After my workout, I stop by the break room and grab a cup of joe from the Starbuck's spigot coming out of the wall. Then I sit down at my computer to sort through e-mails and finish a couple of clinic notes from the previous day using voice commands. “What a relief,” I think as I stare down at the scar from my carpal tunnel release surgery several years ago. On a separate flat screen, I bring up a list of my panel of 3,000 patients where I can quickly scroll through their data and identify deficient health maintenance items. A third of my salary comes from keeping my patients healthy.

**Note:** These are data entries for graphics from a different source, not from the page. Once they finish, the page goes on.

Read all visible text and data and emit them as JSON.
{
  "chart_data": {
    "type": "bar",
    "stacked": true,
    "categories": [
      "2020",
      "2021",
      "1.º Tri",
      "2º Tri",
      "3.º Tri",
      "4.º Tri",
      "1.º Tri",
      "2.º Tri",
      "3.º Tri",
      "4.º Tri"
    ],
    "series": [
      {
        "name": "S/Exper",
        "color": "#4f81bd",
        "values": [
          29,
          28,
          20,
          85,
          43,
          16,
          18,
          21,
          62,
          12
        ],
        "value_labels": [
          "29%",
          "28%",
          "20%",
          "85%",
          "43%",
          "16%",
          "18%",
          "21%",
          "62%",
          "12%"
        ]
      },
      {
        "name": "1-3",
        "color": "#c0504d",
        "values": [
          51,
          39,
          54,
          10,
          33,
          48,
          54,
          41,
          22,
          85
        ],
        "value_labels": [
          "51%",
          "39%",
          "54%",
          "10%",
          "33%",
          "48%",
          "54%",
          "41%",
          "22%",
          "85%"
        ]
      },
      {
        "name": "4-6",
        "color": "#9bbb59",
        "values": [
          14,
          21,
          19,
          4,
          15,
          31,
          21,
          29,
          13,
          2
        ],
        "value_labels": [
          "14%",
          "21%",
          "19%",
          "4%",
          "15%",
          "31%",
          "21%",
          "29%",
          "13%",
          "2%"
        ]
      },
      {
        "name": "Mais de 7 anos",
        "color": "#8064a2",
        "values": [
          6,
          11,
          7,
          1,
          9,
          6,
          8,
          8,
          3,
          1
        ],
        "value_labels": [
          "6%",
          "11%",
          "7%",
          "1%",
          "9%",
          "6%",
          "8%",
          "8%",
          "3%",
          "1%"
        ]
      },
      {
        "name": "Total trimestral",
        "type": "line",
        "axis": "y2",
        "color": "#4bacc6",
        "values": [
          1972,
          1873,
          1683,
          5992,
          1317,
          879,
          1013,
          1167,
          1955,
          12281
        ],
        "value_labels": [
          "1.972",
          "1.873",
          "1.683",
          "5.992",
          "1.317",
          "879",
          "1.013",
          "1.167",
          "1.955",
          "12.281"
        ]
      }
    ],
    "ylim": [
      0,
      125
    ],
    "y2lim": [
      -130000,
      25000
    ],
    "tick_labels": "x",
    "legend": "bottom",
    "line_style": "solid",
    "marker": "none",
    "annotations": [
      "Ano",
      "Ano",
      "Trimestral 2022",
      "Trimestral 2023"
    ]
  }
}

The first patients arrive at 8 a.m. They sign in at a touch-screen reception kiosk and swipe their national health care card, similar to the “carte vitale,” which the French created a quarter of a century ago. The card transfers their essential information to our system, so there are no forms to fill out, and it deducts a co-pay from their personal health care account. Everyone is insured through either an employer-sponsored or government-provided nonprofit health plan (similar to the Japanese system), and patients can see any doctor they like. This has practices vying to create the perfect medical home. Patients use portable touch pads to answer health-related questions while they wait if they haven't already done so from home. They can also surf the internet or read online periodicals. No more ragged, outdated magazines here! The waiting area is peaceful and quiet. Since patients schedule their appointments online, the phones rarely ring.

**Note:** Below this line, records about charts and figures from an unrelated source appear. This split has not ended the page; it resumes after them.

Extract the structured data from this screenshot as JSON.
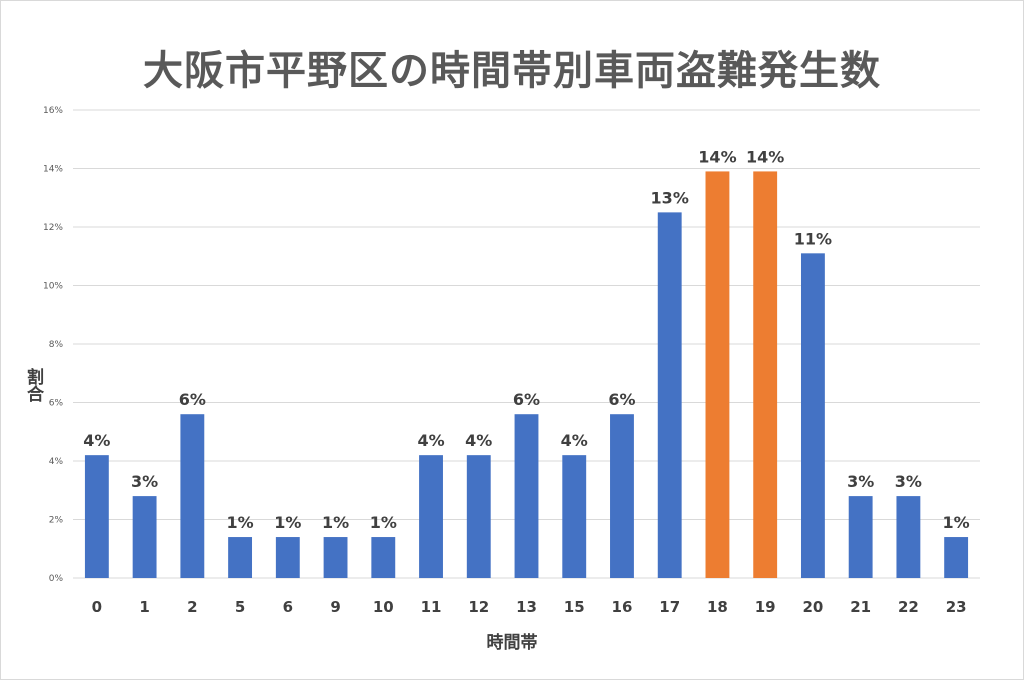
{
  "chart_data": {
    "type": "bar",
    "title": "大阪市平野区の時間帯別車両盗難発生数",
    "xlabel": "時間帯",
    "ylabel": "割合",
    "ylim": [
      0,
      16
    ],
    "yticks": [
      "0%",
      "2%",
      "4%",
      "6%",
      "8%",
      "10%",
      "12%",
      "14%",
      "16%"
    ],
    "grid": true,
    "categories": [
      "0",
      "1",
      "2",
      "5",
      "6",
      "9",
      "10",
      "11",
      "12",
      "13",
      "15",
      "16",
      "17",
      "18",
      "19",
      "20",
      "21",
      "22",
      "23"
    ],
    "values": [
      4.2,
      2.8,
      5.6,
      1.4,
      1.4,
      1.4,
      1.4,
      4.2,
      4.2,
      5.6,
      4.2,
      5.6,
      12.5,
      13.9,
      13.9,
      11.1,
      2.8,
      2.8,
      1.4
    ],
    "labels": [
      "4%",
      "3%",
      "6%",
      "1%",
      "1%",
      "1%",
      "1%",
      "4%",
      "4%",
      "6%",
      "4%",
      "6%",
      "13%",
      "14%",
      "14%",
      "11%",
      "3%",
      "3%",
      "1%"
    ],
    "highlight": [
      "18",
      "19"
    ],
    "colors": {
      "default": "#4472c4",
      "highlight": "#ed7d31",
      "grid": "#d9d9d9"
    }
  }
}
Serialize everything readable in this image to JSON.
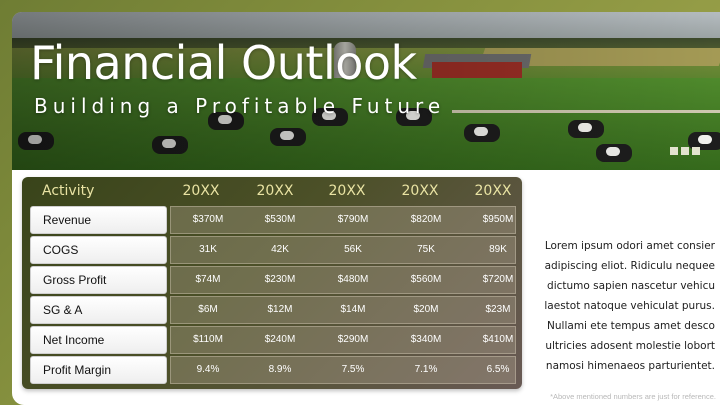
{
  "hero": {
    "title": "Financial Outlook",
    "subtitle": "Building a Profitable Future"
  },
  "table": {
    "header_label": "Activity",
    "years": [
      "20XX",
      "20XX",
      "20XX",
      "20XX",
      "20XX"
    ],
    "rows": [
      {
        "label": "Revenue",
        "values": [
          "$370M",
          "$530M",
          "$790M",
          "$820M",
          "$950M"
        ]
      },
      {
        "label": "COGS",
        "values": [
          "31K",
          "42K",
          "56K",
          "75K",
          "89K"
        ]
      },
      {
        "label": "Gross Profit",
        "values": [
          "$74M",
          "$230M",
          "$480M",
          "$560M",
          "$720M"
        ]
      },
      {
        "label": "SG & A",
        "values": [
          "$6M",
          "$12M",
          "$14M",
          "$20M",
          "$23M"
        ]
      },
      {
        "label": "Net Income",
        "values": [
          "$110M",
          "$240M",
          "$290M",
          "$340M",
          "$410M"
        ]
      },
      {
        "label": "Profit Margin",
        "values": [
          "9.4%",
          "8.9%",
          "7.5%",
          "7.1%",
          "6.5%"
        ]
      }
    ]
  },
  "body_text": "Lorem ipsum odori amet consier adipiscing eliot. Ridiculu nequee dictumo sapien nascetur vehicu laestot natoque vehiculat purus. Nullami ete tempus amet desco ultricies adosent molestie lobort namosi himenaeos parturientet.",
  "footnote": "*Above mentioned numbers are just for reference.",
  "colors": {
    "frame": "#7e8a3a",
    "header_text": "#e9e3a3",
    "table_bg": "#4c5028"
  }
}
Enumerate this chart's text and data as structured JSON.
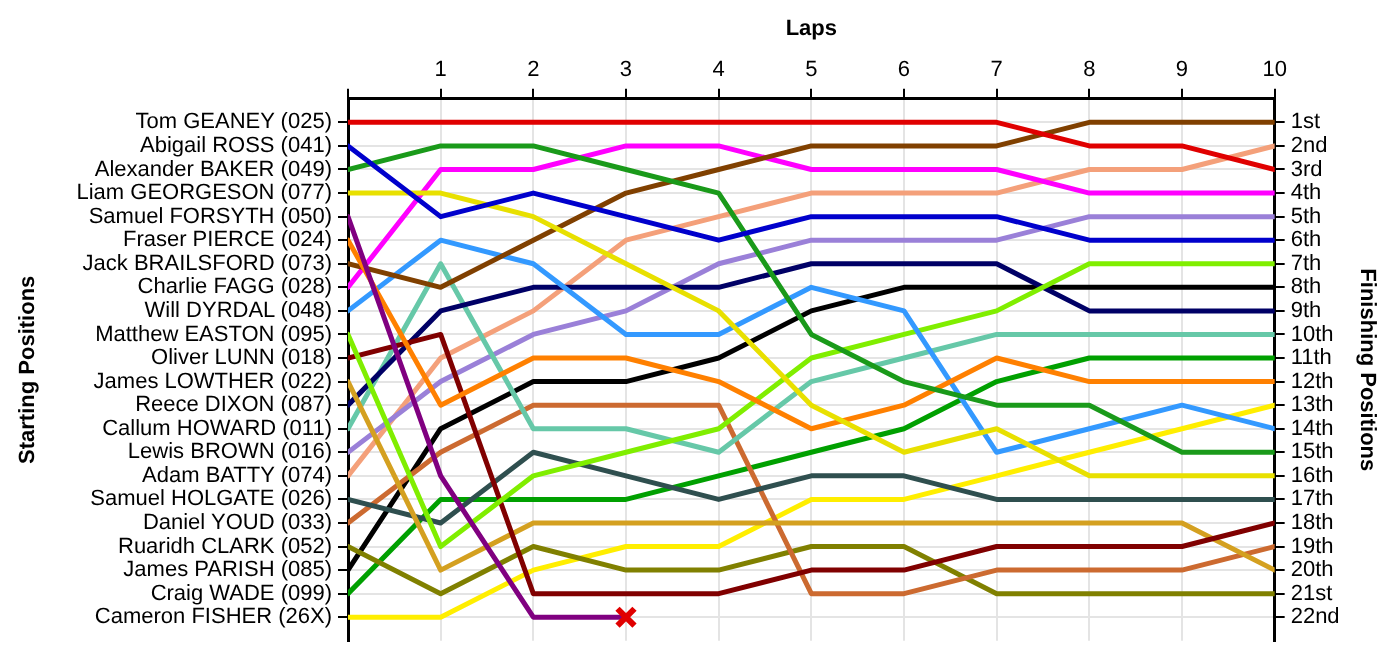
{
  "chart_data": {
    "type": "line",
    "xlabel": "Laps",
    "ylabel": "Finishing Positions",
    "x": [
      0,
      1,
      2,
      3,
      4,
      5,
      6,
      7,
      8,
      9,
      10
    ],
    "xlim": [
      0,
      10
    ],
    "xticks": [
      {
        "value": 0,
        "label": null
      },
      1,
      2,
      3,
      4,
      5,
      6,
      7,
      8,
      9,
      10
    ],
    "ylim": [
      23,
      0
    ],
    "yticks": [
      {
        "value": 1,
        "label": "1st"
      },
      {
        "value": 2,
        "label": "2nd"
      },
      {
        "value": 3,
        "label": "3rd"
      },
      {
        "value": 4,
        "label": "4th"
      },
      {
        "value": 5,
        "label": "5th"
      },
      {
        "value": 6,
        "label": "6th"
      },
      {
        "value": 7,
        "label": "7th"
      },
      {
        "value": 8,
        "label": "8th"
      },
      {
        "value": 9,
        "label": "9th"
      },
      {
        "value": 10,
        "label": "10th"
      },
      {
        "value": 11,
        "label": "11th"
      },
      {
        "value": 12,
        "label": "12th"
      },
      {
        "value": 13,
        "label": "13th"
      },
      {
        "value": 14,
        "label": "14th"
      },
      {
        "value": 15,
        "label": "15th"
      },
      {
        "value": 16,
        "label": "16th"
      },
      {
        "value": 17,
        "label": "17th"
      },
      {
        "value": 18,
        "label": "18th"
      },
      {
        "value": 19,
        "label": "19th"
      },
      {
        "value": 20,
        "label": "20th"
      },
      {
        "value": 21,
        "label": "21st"
      },
      {
        "value": 22,
        "label": "22nd"
      }
    ],
    "annotations": [
      "Tom GEANEY (025)",
      "Abigail ROSS (041)",
      "Alexander BAKER (049)",
      "Liam GEORGESON (077)",
      "Samuel FORSYTH (050)",
      "Fraser PIERCE (024)",
      "Jack BRAILSFORD (073)",
      "Charlie FAGG (028)",
      "Will DYRDAL (048)",
      "Matthew EASTON (095)",
      "Oliver LUNN (018)",
      "James LOWTHER (022)",
      "Reece DIXON (087)",
      "Callum HOWARD (011)",
      "Lewis BROWN (016)",
      "Adam BATTY (074)",
      "Samuel HOLGATE (026)",
      "Daniel YOUD (033)",
      "Ruaridh CLARK (052)",
      "James PARISH (085)",
      "Craig WADE (099)",
      "Cameron FISHER (26X)",
      "Starting Positions"
    ],
    "grid": true,
    "legend": false,
    "marker": "none",
    "series": [
      {
        "color": "#e00000",
        "values": [
          1,
          1,
          1,
          1,
          1,
          1,
          1,
          1,
          2,
          2,
          3
        ]
      },
      {
        "color": "#0000cc",
        "values": [
          2,
          5,
          4,
          5,
          6,
          5,
          5,
          5,
          6,
          6,
          6
        ]
      },
      {
        "color": "#1a9a1a",
        "values": [
          3,
          2,
          2,
          3,
          4,
          10,
          12,
          13,
          13,
          15,
          15
        ]
      },
      {
        "color": "#e8e000",
        "values": [
          4,
          4,
          5,
          7,
          9,
          13,
          15,
          14,
          16,
          16,
          16
        ]
      },
      {
        "color": "#800080",
        "values": [
          5,
          16,
          22,
          22,
          null,
          null,
          null,
          null,
          null,
          null,
          null
        ]
      },
      {
        "color": "#ff8000",
        "values": [
          6,
          13,
          11,
          11,
          12,
          14,
          13,
          11,
          12,
          12,
          12
        ]
      },
      {
        "color": "#804000",
        "values": [
          7,
          8,
          6,
          4,
          3,
          2,
          2,
          2,
          1,
          1,
          1
        ]
      },
      {
        "color": "#ff00ff",
        "values": [
          8,
          3,
          3,
          2,
          2,
          3,
          3,
          3,
          4,
          4,
          4
        ]
      },
      {
        "color": "#3399ff",
        "values": [
          9,
          6,
          7,
          10,
          10,
          8,
          9,
          15,
          14,
          13,
          14
        ]
      },
      {
        "color": "#80ee00",
        "values": [
          10,
          19,
          16,
          15,
          14,
          11,
          10,
          9,
          7,
          7,
          7
        ]
      },
      {
        "color": "#800000",
        "values": [
          11,
          10,
          21,
          21,
          21,
          20,
          20,
          19,
          19,
          19,
          18
        ]
      },
      {
        "color": "#d4a020",
        "values": [
          12,
          20,
          18,
          18,
          18,
          18,
          18,
          18,
          18,
          18,
          20
        ]
      },
      {
        "color": "#000066",
        "values": [
          13,
          9,
          8,
          8,
          8,
          7,
          7,
          7,
          9,
          9,
          9
        ]
      },
      {
        "color": "#66c8a8",
        "values": [
          14,
          7,
          14,
          14,
          15,
          12,
          11,
          10,
          10,
          10,
          10
        ]
      },
      {
        "color": "#9a80d8",
        "values": [
          15,
          12,
          10,
          9,
          7,
          6,
          6,
          6,
          5,
          5,
          5
        ]
      },
      {
        "color": "#f4a07a",
        "values": [
          16,
          11,
          9,
          6,
          5,
          4,
          4,
          4,
          3,
          3,
          2
        ]
      },
      {
        "color": "#2f4f4f",
        "values": [
          17,
          18,
          15,
          16,
          17,
          16,
          16,
          17,
          17,
          17,
          17
        ]
      },
      {
        "color": "#cc6a30",
        "values": [
          18,
          15,
          13,
          13,
          13,
          21,
          21,
          20,
          20,
          20,
          19
        ]
      },
      {
        "color": "#808000",
        "values": [
          19,
          21,
          19,
          20,
          20,
          19,
          19,
          21,
          21,
          21,
          21
        ]
      },
      {
        "color": "#000000",
        "values": [
          20,
          14,
          12,
          12,
          11,
          9,
          8,
          8,
          8,
          8,
          8
        ]
      },
      {
        "color": "#00a000",
        "values": [
          21,
          17,
          17,
          17,
          16,
          15,
          14,
          12,
          11,
          11,
          11
        ]
      },
      {
        "color": "#ffee00",
        "values": [
          22,
          22,
          20,
          19,
          19,
          17,
          17,
          16,
          15,
          14,
          13
        ]
      },
      {
        "type": "scatter",
        "color": "#e00000",
        "marker": "cross",
        "x": [
          3
        ],
        "values": [
          22
        ]
      }
    ]
  }
}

All office visits are at least 30 minutes. My first patient is sure he has colon cancer despite a very accurate stool DNA test saying otherwise. “My GI doc doesn't want to scope me,” he says. “She just wants to talk about my symptoms and prescribe meds.” Ever since the Centers for Medicare & Medicaid Services revised the “RUC” (the committee that determines Medicare reimbursement) to allow more primary care representation, reimbursement for E/M services has overshadowed that for procedures.

My next patient speaks Mandarin, so I use the flat screen in my exam room to teleconference with an interpreter. Later, I take a digital picture of a skin lesion and beam it directly to the electronic health record (EHR). All prescriptions are electronic, and the EHR lets me know which medications are on a patient's formulary. A medical assistant accompanies me to help with documentation, handle shots and minor treatments, and direct patients through various wellness modalities. Between office visits, I squeeze in reimbursable virtual visits via e-mail.

After lunch, I see a patient whose depression is worsening, and I suspect some borderline personality traits. I refer her directly to a psychiatrist. Another patient needs disability forms filled out, which is a breeze since all forms are now standardized online. I end the workday by watching a webinar from one of our specialists. The topic is laparoscopic Whipple surgery – a bit of a yawner.

Listening to K-pop (Korean pop music), which has become all the rage, I enjoy the drive home – until I get stuck in traffic as all the lanes merge through downtown. I guess some things never change!